Por ELSA FERNÁNDEZ-SANTOS. Francis Scott Fitzgerald nació el 24 de
septiembre de 1896 en Saint Paul (Minnesota) y murió el 21 de diciembre
de 1940 en Beverly Hills (Los Ángeles), donde sobrevivía trabajando como
guionista de Hollywood y venciendo su adicción al alcohol.
Tenía 44
años pero parecía un anciano.
Con veinte años lo había tenido todo en
sus manos pero ya no le quedaba nada excepto terribles deudas, una mujer
loca y la convicción de que él y su proyecto literario había fracasado
estrepitosamente.
La suya es una de las biografías más tristes de la
historia de la literatura, a la que brindó, sin tener tiempo para
recoger sus frutos, algunas de sus páginas más brillantes.
“Todo buen
escritor nada por debajo del agua y aguanta la respiración”, le escribió
a su única hija, Frances Scott Fitzgerald .
Por aquel entonces él ya
sabía que se había desmoronado antes de tiempo, pero que tenía la
obligación de seguir: “La prueba de una inteligencia de primera clase es
la capacidad para retener dos ideas opuestas en la mente al mismo
tiempo, y seguir conservando la capacidad de funcionar.
Uno debería, por
ejemplo, ser capaz de ver que las cosas son irremediables y, sin
embargo, estar decidido a hacer que sean de otro modo”, escribió en su
testimonial El Crack up.
Fitzgerald simboliza como ningún otro escritor
de la Generación Perdida el descalabro de la sociedad norteamericana de
entreguerras, su profunda crisis de valores, su euforia inicial y su
demolición final.

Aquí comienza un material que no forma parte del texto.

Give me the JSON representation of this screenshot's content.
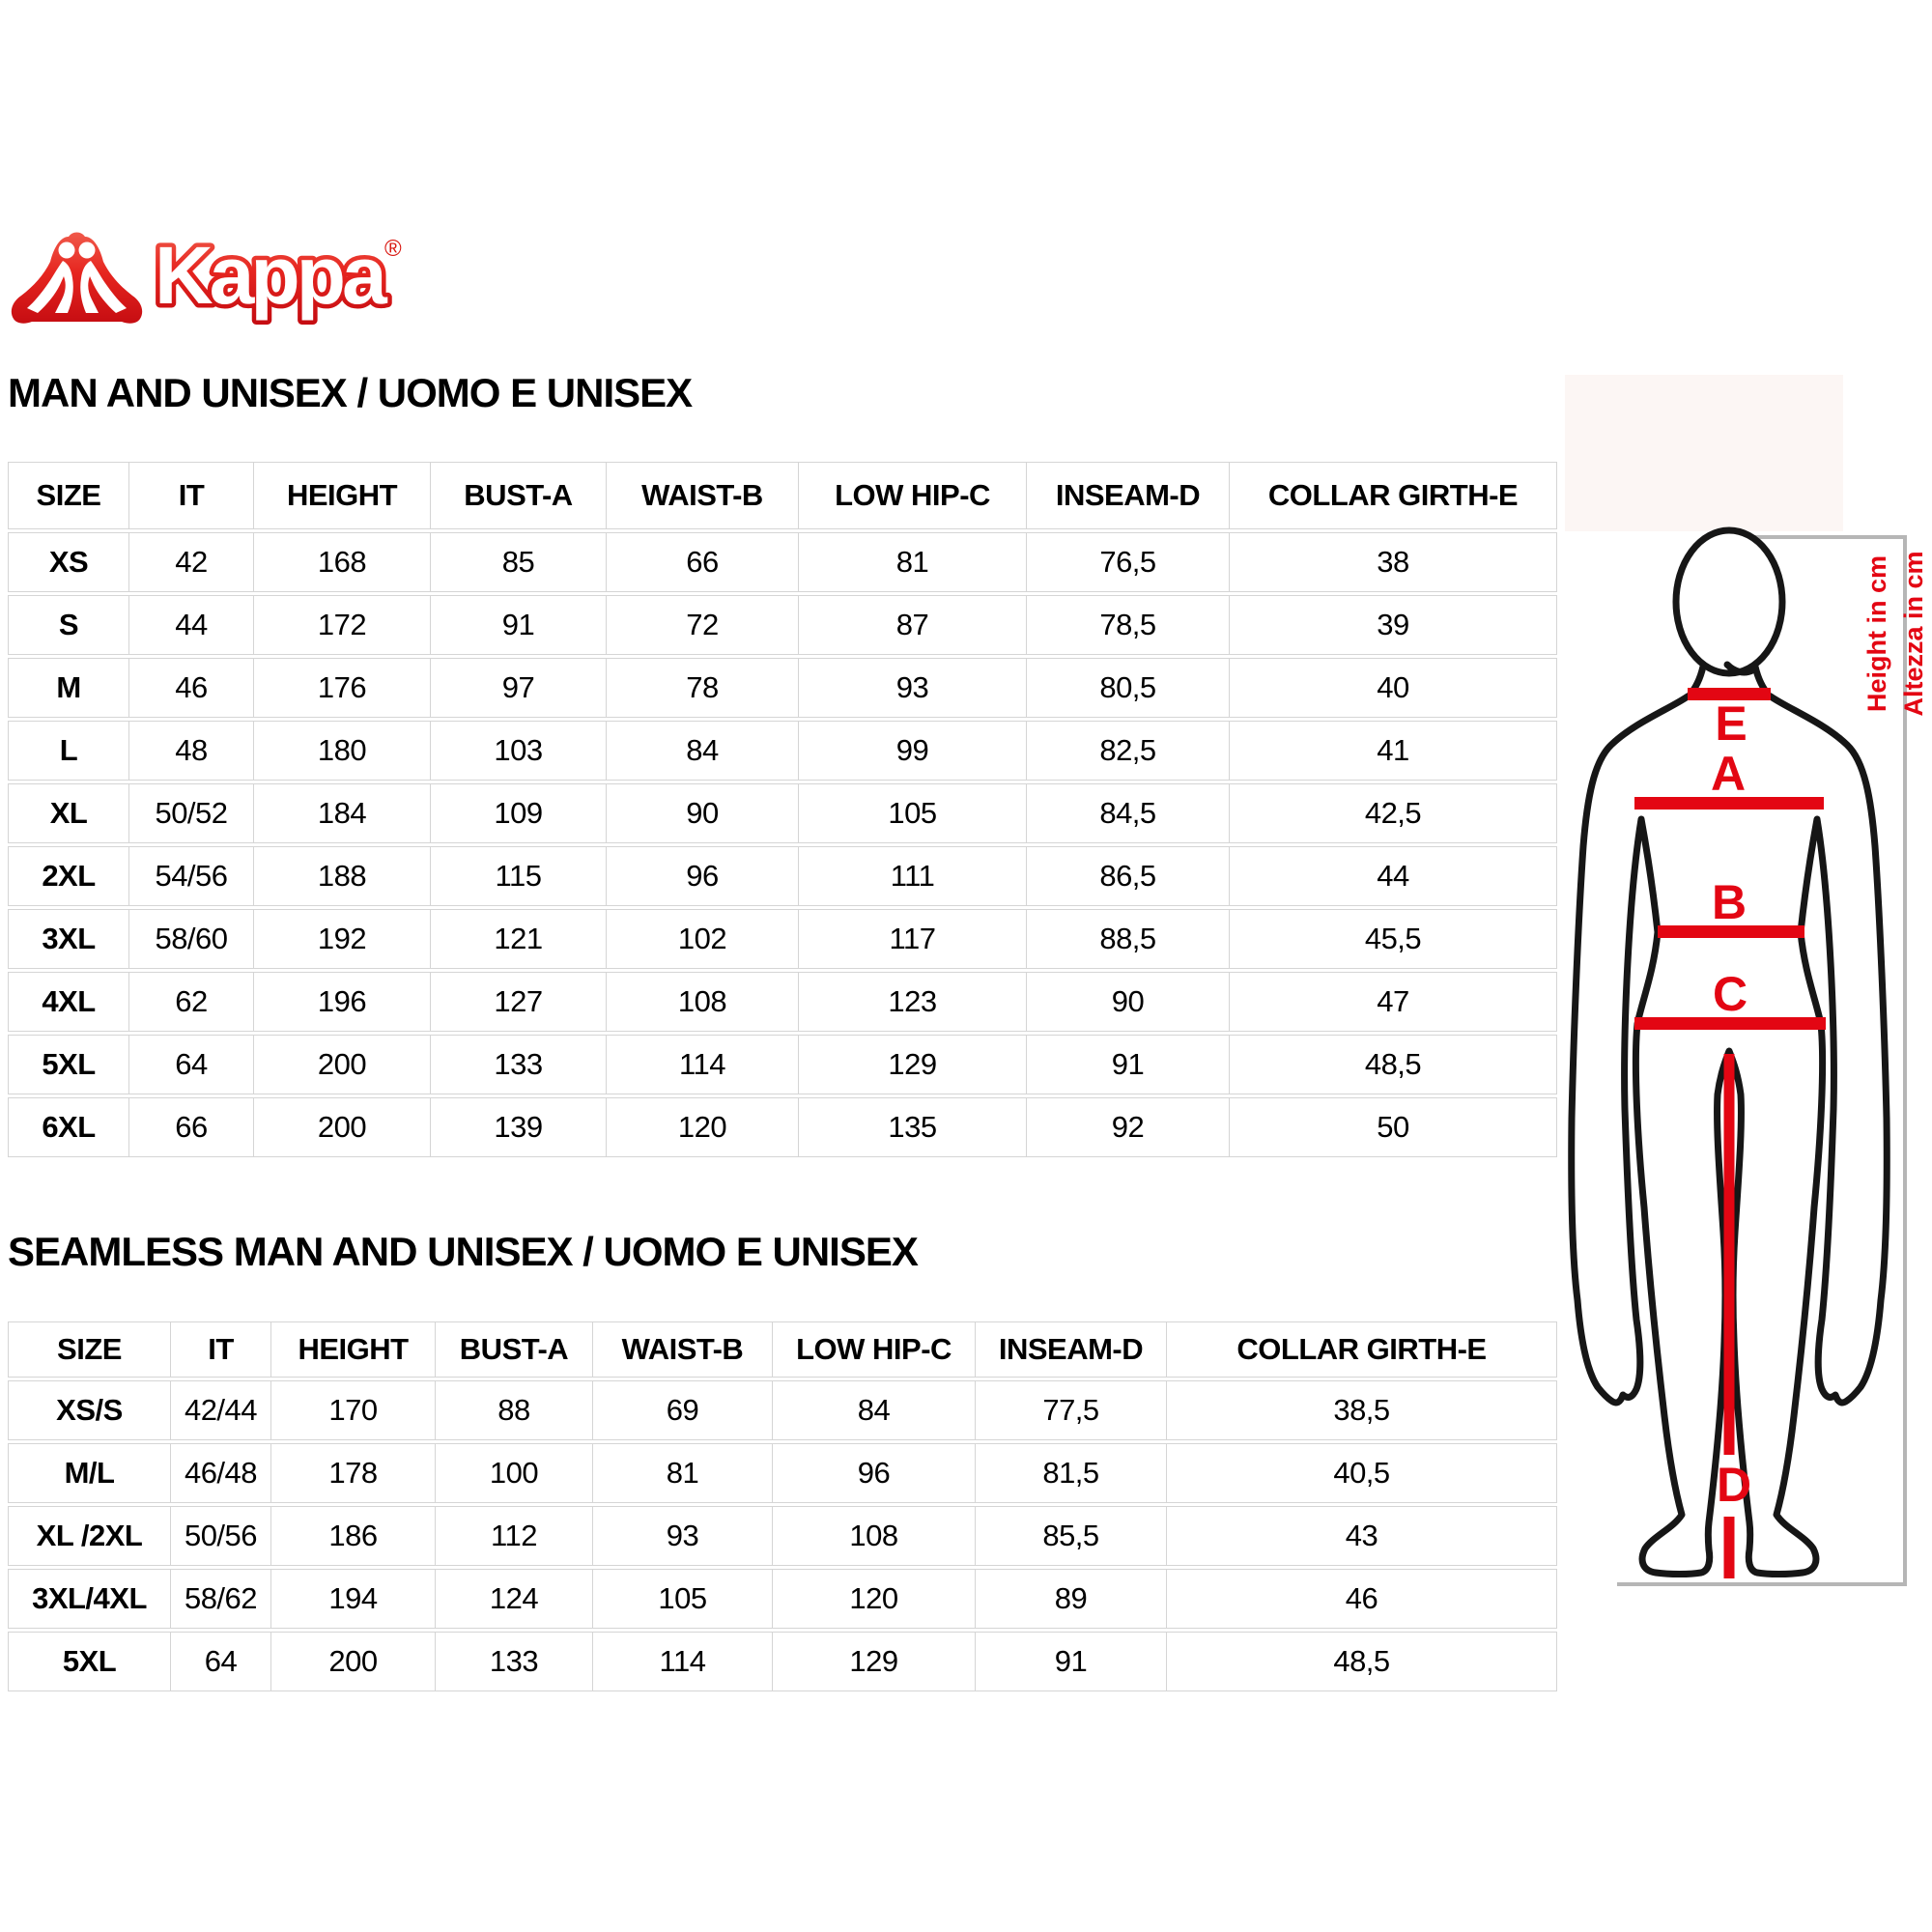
{
  "brand": {
    "name": "Kappa",
    "registered": "®"
  },
  "colors": {
    "accent_red": "#e30613",
    "logo_red_light": "#f0594a",
    "logo_red_dark": "#c60d12",
    "grid_gray": "#d5d5d5",
    "bracket_gray": "#b6b6b6"
  },
  "tables": {
    "man": {
      "title": "MAN AND UNISEX / UOMO E UNISEX",
      "columns": [
        "SIZE",
        "IT",
        "HEIGHT",
        "BUST-A",
        "WAIST-B",
        "LOW HIP-C",
        "INSEAM-D",
        "COLLAR GIRTH-E"
      ],
      "rows": [
        [
          "XS",
          "42",
          "168",
          "85",
          "66",
          "81",
          "76,5",
          "38"
        ],
        [
          "S",
          "44",
          "172",
          "91",
          "72",
          "87",
          "78,5",
          "39"
        ],
        [
          "M",
          "46",
          "176",
          "97",
          "78",
          "93",
          "80,5",
          "40"
        ],
        [
          "L",
          "48",
          "180",
          "103",
          "84",
          "99",
          "82,5",
          "41"
        ],
        [
          "XL",
          "50/52",
          "184",
          "109",
          "90",
          "105",
          "84,5",
          "42,5"
        ],
        [
          "2XL",
          "54/56",
          "188",
          "115",
          "96",
          "111",
          "86,5",
          "44"
        ],
        [
          "3XL",
          "58/60",
          "192",
          "121",
          "102",
          "117",
          "88,5",
          "45,5"
        ],
        [
          "4XL",
          "62",
          "196",
          "127",
          "108",
          "123",
          "90",
          "47"
        ],
        [
          "5XL",
          "64",
          "200",
          "133",
          "114",
          "129",
          "91",
          "48,5"
        ],
        [
          "6XL",
          "66",
          "200",
          "139",
          "120",
          "135",
          "92",
          "50"
        ]
      ]
    },
    "seamless": {
      "title": "SEAMLESS MAN AND UNISEX / UOMO E UNISEX",
      "columns": [
        "SIZE",
        "IT",
        "HEIGHT",
        "BUST-A",
        "WAIST-B",
        "LOW HIP-C",
        "INSEAM-D",
        "COLLAR GIRTH-E"
      ],
      "rows": [
        [
          "XS/S",
          "42/44",
          "170",
          "88",
          "69",
          "84",
          "77,5",
          "38,5"
        ],
        [
          "M/L",
          "46/48",
          "178",
          "100",
          "81",
          "96",
          "81,5",
          "40,5"
        ],
        [
          "XL /2XL",
          "50/56",
          "186",
          "112",
          "93",
          "108",
          "85,5",
          "43"
        ],
        [
          "3XL/4XL",
          "58/62",
          "194",
          "124",
          "105",
          "120",
          "89",
          "46"
        ],
        [
          "5XL",
          "64",
          "200",
          "133",
          "114",
          "129",
          "91",
          "48,5"
        ]
      ]
    }
  },
  "figure": {
    "labels": {
      "collar": "E",
      "bust": "A",
      "waist": "B",
      "low_hip": "C",
      "inseam": "D"
    },
    "height_note_en": "Height in cm",
    "height_note_it": "Altezza in cm"
  }
}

Aquel joven estudiante de Princeton que solo lamentaba
no ser mejor jugador de fútbol, reconoció que provenía de un tiempo ya
caduco.
Malgastó su talento y sus fuerzas intentado vencer a la
implacable ofensiva del fracaso, convencido de que la felicidad había
estado en sus manos pero la había dejado escapar sin remedio.